18 Kasım 2015 Çarşamba

Sonbahar


Ne zaman mevsimlerden sonbahar gelse çalar saat kurmuşum gibi depresif bir ruh halinin alarmı çalmaya başlıyor bedenimde. Ağaçlar özenle kuruttukları yapraklarını döküp ferahladıkça onların yükleri üzerime çöküyor sanki. Dışardan bakıldığında “geçerli” bir nedeni olmayan bu his termometrelerin gösterdiği hava sıcaklığı düştükçe de artıyor. Tanıdık duygular, düşünceler aniden bastıran bir sis gibi yoğunlaşıp önümü göremez hale getirdiğinde zor gelen her şeyde verdiğim ilk tepki gibi kaçıp gitmeyi düşünüyorum. Nereye, nasıl diye düşünmeden sadece kaçmanın fikri yüreğime geçici de olsa su serpiyor. Sanki bu karanlık bana ait, içimden bir parça değil de gidince arkamda bırakmayı başarabileceğim ayrı bir varlıkmış gibi geliyor. Kulağıma çalınan Sezen Aksu şarkısı, kış sabahı saat 5’te havuzun soğuk sularına atlamanın verdiği his kadar gerçekçi bir şekilde yüzüme vuruyor işin bu kadar kolay olmayacağını.

Kendini seçemiyorsun
Bırakıp kaçamıyorsun
Yazmadığın bir hikâyede
Uzun ya da kısa vadede
Az biraz keşfediyorsun


Kendimden kaçamadığımı göre ilk aklıma gelen insanlardan kaçmak oluyor.  Kimseyle görüşmeden, iletişim kurmadan kalmak istiyorum. Sıcacık battaniyemle kedilerime sarılmak ve gizli minik mağaramdan günlerce çıkmamak… Kış uykusuna yatsam, uyusam da gözümüzü ilkbahara açsam… Ama o da olmuyor işte. Hayatta ileri ya da geri sarma tuşu yok. Her tecrübe her his yaşanmak ve fark edene kadar yaşanmak için var. Hayat bir nehir gibi gürül gürül akarken sevdiğin yerlerine tutunup kalamıyorsun. Herkesin hayatında muhakkak orada kalmak istediği zamanlar vardır. Ben 99 yılının ilk 6 ayını çok sevmiştim, beni burada bırakın siz devam edin diyemedim.
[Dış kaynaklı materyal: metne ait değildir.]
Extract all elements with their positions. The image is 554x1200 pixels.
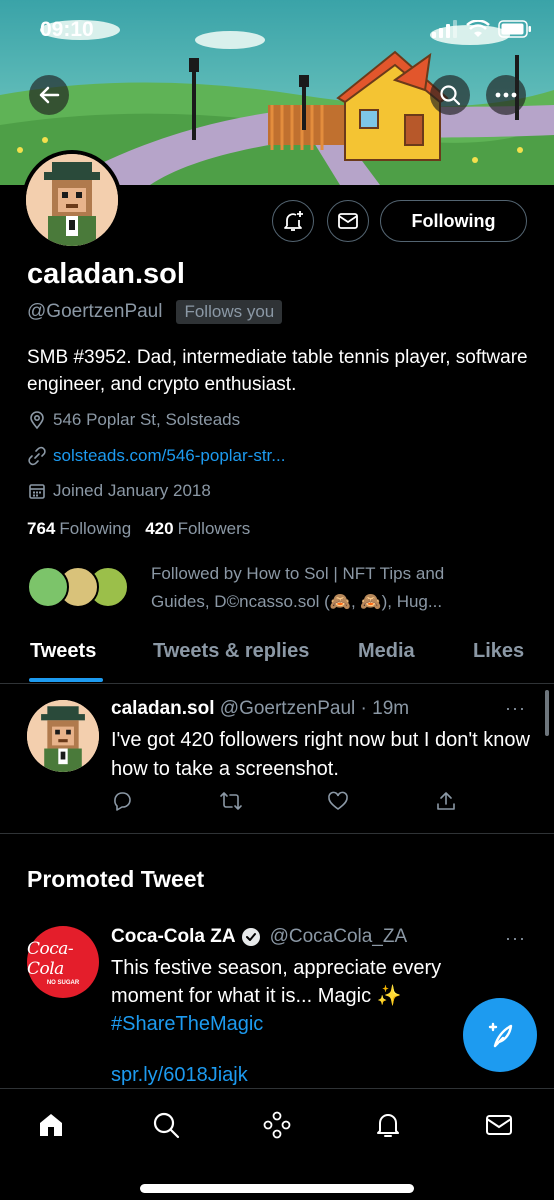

Nitekim aynı yılın ikinci yarısı hiç de ilk yarısına benzemedi.

Bazen hayat daha akıştaymış daha kolaymış gibi geliyor bazen tıkanmış ve daralmış gibi.  Tek bir gerçeklik varsa o da ikisinin de sürekli hareket halinde olduğudur.  Hiçbir hal -içindeyken öyle gelmese de- sonsuza dek sürmüyor. Taoizm de hayattaki tüm oluşumları karşıtlarıyla birlikte açıklar. Yin ve Yang. Yin soğuk ve durağan yang ise sıcak, hareketli ve enerjik olarak nitelendirilebilir. Bu kavramlar aslında karşıtlık değil, tamamlayıcılık sunar. Her birinin var olabilmesi için diğerine ihtiyaç vardır. Yin ve yang arasında sağlanan denge evrenin bütünlüğünü simgeler.

Kendi iç dünyamızın bütünlüğü içerisinde de bu enerjiler sürekli hareket halinde. Değişen bu karşıtlıklar aslında hayatı algılamamıza yardımcı birer araç. Soğuk olmadan sıcağı, açlık olmadan tokluğu,  yokluk olmadan ise varlığı tam anlamıyla anlamak mümkün değil. Krishna Pattabhi Jois’in “Simply be present with your own shifting energies and with the unpredictability of life as it unfolds.”  sözünde söylediği gibi hayatın bilinmezliği içerisinde mutlak güven duygusuyla o andaki hislerle kalabilmeyi öğrenmekle başlıyor her şey. Sonbahar da mevcut olanla kalabilmek için gereken içe dönüklük halini destekliyor.

Tüm değişken hallerin varlığını kabul etmeme rağmen kaçıp gitme ve hiçbir şey yapmama noktasına gelip hayata olan motivasyonumu yitirmeye başladığımda Sabahhattin Ali’nin Kuyucaklı Yusuf’undaki şu satırları okuyorum:

“Dışarda ağaçların yapraklarını oynatarak esen sonbahar rüzgârı, bu ölüme mahkûm yaprakları henüz koparamıyordu. Bu minimini yeşil mevcudiyetler bile içlerinde bu kadar kuvvetli bir mücadele ve mukavemet kabiliyeti taşırlarken, kendisinin karanlık düşüncelere dalması doğru olamazdı.”